7. The Scope and Limits of Regulatory Analysis

     a. Cost-benefit analysis is an effective tool for marshalling and analyzing information and for establishing regulatory priorities.

     b. Other analytical techniques, such as cost-effectiveness analysis and multi-objective analysis, are also useful for rulemaking that involves health, environmental, historical, artistic, and aesthetic considerations for which markets do not exist.

     c. Agency rulemaking decisions must take into account the limits of the agency’s statutory authority and its overall policy goals, as well as the limits of the methods and data used in the regulatory analysis.

     d. The same criteria should be used in granting exemptions from regulatory analysis requirements, irrespective of whether the proceeding has been commenced to formulate new rules or to amend or repeal existing rules.

 

Citations:

50 FR 28364 (July 12, 1985)

1985 ACUS 5


1The following definitions are used in this recommendation:

       “Regulatory analysis” is a comprehensive analysis of the economic, social, and environmental impacts of one or more alternatives for addressing a problem undertaken in connection with an agency rulemaking effort. A regulatory analysis may include or be separate from an environmental impact assessment of a rule prepared in compliance with the National Environmental Policy Act of 1969.

       A “regulatory analysis document” is a written regulatory analysis, whether drafted to comply with Executive Order 12,291, the Regulatory Flexibility Act, or other statutes and executive orders. Regulatory analysis documents also may include similar documents which, though not required by statute or executive order, are prepared to comply with agency regulations or directives stating that the agency intends to treat the documents as regulatory analyses. The term “regulatory analysis document” is intended to include only final analyses prepared in connection with a proposed or a final rule.

       A “regulatory analyst” is an agency employee who prepares the whole or part of a regulatory analysis.
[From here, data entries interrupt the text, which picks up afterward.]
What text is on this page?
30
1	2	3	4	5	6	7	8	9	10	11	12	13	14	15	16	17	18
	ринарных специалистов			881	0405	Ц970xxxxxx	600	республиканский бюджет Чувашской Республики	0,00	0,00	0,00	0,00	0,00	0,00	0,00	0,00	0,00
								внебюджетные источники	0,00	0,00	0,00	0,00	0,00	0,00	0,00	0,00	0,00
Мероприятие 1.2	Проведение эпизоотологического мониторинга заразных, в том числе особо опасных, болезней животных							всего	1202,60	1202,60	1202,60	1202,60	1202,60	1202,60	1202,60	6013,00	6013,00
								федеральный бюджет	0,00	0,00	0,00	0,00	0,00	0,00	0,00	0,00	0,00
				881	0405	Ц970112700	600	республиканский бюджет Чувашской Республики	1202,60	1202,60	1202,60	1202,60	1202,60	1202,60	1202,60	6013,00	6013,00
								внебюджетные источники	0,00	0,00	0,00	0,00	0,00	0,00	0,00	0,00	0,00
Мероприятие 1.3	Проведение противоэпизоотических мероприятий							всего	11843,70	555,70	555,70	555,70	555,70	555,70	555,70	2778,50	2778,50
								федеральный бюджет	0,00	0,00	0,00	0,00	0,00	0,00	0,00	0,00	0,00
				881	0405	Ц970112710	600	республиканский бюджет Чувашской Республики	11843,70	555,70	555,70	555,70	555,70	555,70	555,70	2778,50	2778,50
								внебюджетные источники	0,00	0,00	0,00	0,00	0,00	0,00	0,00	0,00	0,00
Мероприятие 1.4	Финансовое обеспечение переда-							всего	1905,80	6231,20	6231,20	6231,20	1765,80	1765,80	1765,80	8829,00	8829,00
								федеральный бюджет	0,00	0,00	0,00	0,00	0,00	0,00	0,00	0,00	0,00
Regulatory analysts often are economists or policy analysts by training, and they often are assigned to a separate institutional unit within an agency.

       The “technical staff” is composed of agency employees within a program office who conduct investigations, prepare technical support documents, and often draft preambles and recommended language for proposed and final agency rules. When a member of the technical staff is assigned to perform a regulatory analysis, he or she then is both a regulatory analyst and a member of the technical staff.

2The Conference has previously recommended that agencies using cost-benefit and similar analyses include in notices of particular proceedings certain information about the analytical methods and assumptions used in conducting the analyses. See ACUS Recommendation 79-4 (1 CFR 305.79-4).